When you initially share a NFS filesystem, ZFS will wind up running
the following command for each client:
exportfs -i -o <options> <client>:<path>
When you entirely unshare a NFS filesystem, ZFS will wind up running:
exportfs -u <client>:<path>
The potential problem comes in when you change an existing sharenfs
setting, either to modify what clients the filesystem is exported
to or to alter what options you're exporting it with. ZFS on Linux
implements this by entirely unexporting the filesystem to all
clients, then re-exporting it with whatever options and to whatever
clients your new sharenfs
settings call for.
(The code for this is in nfs_update_shareopts()
in
lib/libshare/nfs.c.)
On the one hand this is a sensible if brute force implementation,
and computing the difference in sharing (for both clients and
options) and how to transform one to the other is not an easy
problem.
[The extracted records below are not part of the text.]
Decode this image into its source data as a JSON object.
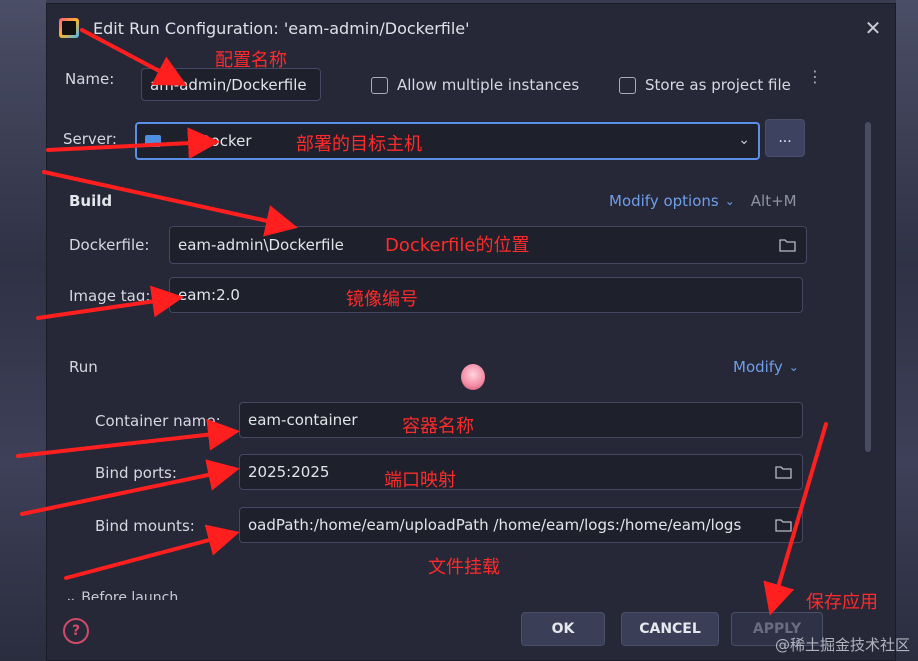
{
  "window": {
    "title": "Edit Run Configuration: 'eam-admin/Dockerfile'"
  },
  "name_row": {
    "label": "Name:",
    "value": "am-admin/Dockerfile",
    "allow_multiple": "Allow multiple instances",
    "store_as_project": "Store as project file"
  },
  "server_row": {
    "label": "Server:",
    "value": "Docker",
    "browse": "..."
  },
  "build": {
    "title": "Build",
    "modify_options": "Modify options",
    "shortcut": "Alt+M",
    "dockerfile_label": "Dockerfile:",
    "dockerfile_value": "eam-admin\\Dockerfile",
    "image_tag_label": "Image tag:",
    "image_tag_value": "eam:2.0"
  },
  "run": {
    "title": "Run",
    "modify": "Modify",
    "container_label": "Container name:",
    "container_value": "eam-container",
    "ports_label": "Bind ports:",
    "ports_value": "2025:2025",
    "mounts_label": "Bind mounts:",
    "mounts_value": "oadPath:/home/eam/uploadPath  /home/eam/logs:/home/eam/logs"
  },
  "before_launch": "Before launch",
  "buttons": {
    "ok": "OK",
    "cancel": "CANCEL",
    "apply": "APPLY"
  },
  "annotations": {
    "config_name": "配置名称",
    "target_host": "部署的目标主机",
    "dockerfile_location": "Dockerfile的位置",
    "image_tag": "镜像编号",
    "container_name": "容器名称",
    "port_mapping": "端口映射",
    "file_mount": "文件挂载",
    "save_apply": "保存应用"
  },
  "watermark": "@稀土掘金技术社区",
  "colors": {
    "accent_link": "#6f9ee8",
    "annotation_red": "#ff2a2a",
    "dialog_bg": "#262838"
  }
}
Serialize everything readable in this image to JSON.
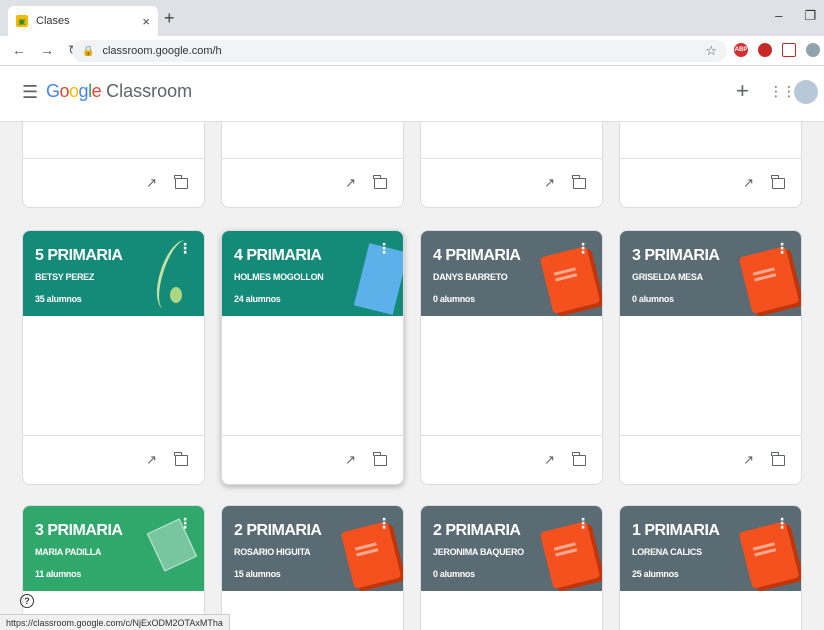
{
  "browser": {
    "tab_title": "Clases",
    "tab_close": "×",
    "new_tab": "+",
    "url": "classroom.google.com/h",
    "status_url": "https://classroom.google.com/c/NjExODM2OTAxMTha"
  },
  "app": {
    "logo_google": "Google",
    "logo_product": "Classroom",
    "create_label": "+",
    "apps_label": "⋮⋮⋮"
  },
  "colors": {
    "teal": "#148a78",
    "green": "#31a86b",
    "slate": "#5a6b73",
    "book": "#f4511e"
  },
  "top_cards": [
    {},
    {},
    {},
    {}
  ],
  "cards": [
    {
      "title": "5 PRIMARIA",
      "teacher": "BETSY PEREZ",
      "count": "35 alumnos",
      "theme": "teal",
      "art": "plant"
    },
    {
      "title": "4 PRIMARIA",
      "teacher": "HOLMES MOGOLLON",
      "count": "24 alumnos",
      "theme": "teal",
      "art": "ruler"
    },
    {
      "title": "4 PRIMARIA",
      "teacher": "DANYS BARRETO",
      "count": "0 alumnos",
      "theme": "slate",
      "art": "book"
    },
    {
      "title": "3 PRIMARIA",
      "teacher": "GRISELDA MESA",
      "count": "0 alumnos",
      "theme": "slate",
      "art": "book"
    },
    {
      "title": "3 PRIMARIA",
      "teacher": "MARIA PADILLA",
      "count": "11 alumnos",
      "theme": "green",
      "art": "prism"
    },
    {
      "title": "2 PRIMARIA",
      "teacher": "ROSARIO HIGUITA",
      "count": "15 alumnos",
      "theme": "slate",
      "art": "book"
    },
    {
      "title": "2 PRIMARIA",
      "teacher": "JERONIMA BAQUERO",
      "count": "0 alumnos",
      "theme": "slate",
      "art": "book"
    },
    {
      "title": "1 PRIMARIA",
      "teacher": "LORENA CALICS",
      "count": "25 alumnos",
      "theme": "slate",
      "art": "book"
    }
  ]
}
On the other hand, this means that clients that are actually
doing NFS traffic during the time when you change sharenfs
may
be unlucky enough to try a NFS operation in the window of time
between when the filesystem was unshared (to them) and when it was
reshared (to them). If they hit this window, they'll get various
forms of NFS permission denied messages, and with some clients this
may produce highly undesirably consequences, such as libvirt
guests having their root filesystems go read-only.
(The zfs-discuss re-query from Todd Pfaff today is what got several people to go digging and figure out this issue. I was one of them, but only because I rushed into exploring the code before reading the entire email thread.)
I would like to say that our system for ZFS NFS export permissions avoids this issue, but it has exactly
the same problem. Rather than try to reconcile the current NFS
export settings and the desired new ones, it just does a brute force
'exportfs -u
' for all current clients and then reshares things.
Fortunately we only very rarely change the NFS exports for a
filesystem because we export to netgroups instead of individual
clients, so adding and removing individual clients is almost entirely
done by changing netgroup membership. The actual exportfs
setting
only has to change if we add or remove entire netgroups.
(Exportfs has a tempting '-r
' option to just resynchronize everything,
but our current system doesn't use it and I don't know why. I know that
I poked around with exportfs
when I was developing it but I don't
seem to have written down notes about my exploration, so I don't know
if I ran into problems with -r
, didn't notice it, or had some other
reason I rejected it. If I didn't overlook it, this is definitely a case
where I should have documented why I wasn't doing an attractive thing.)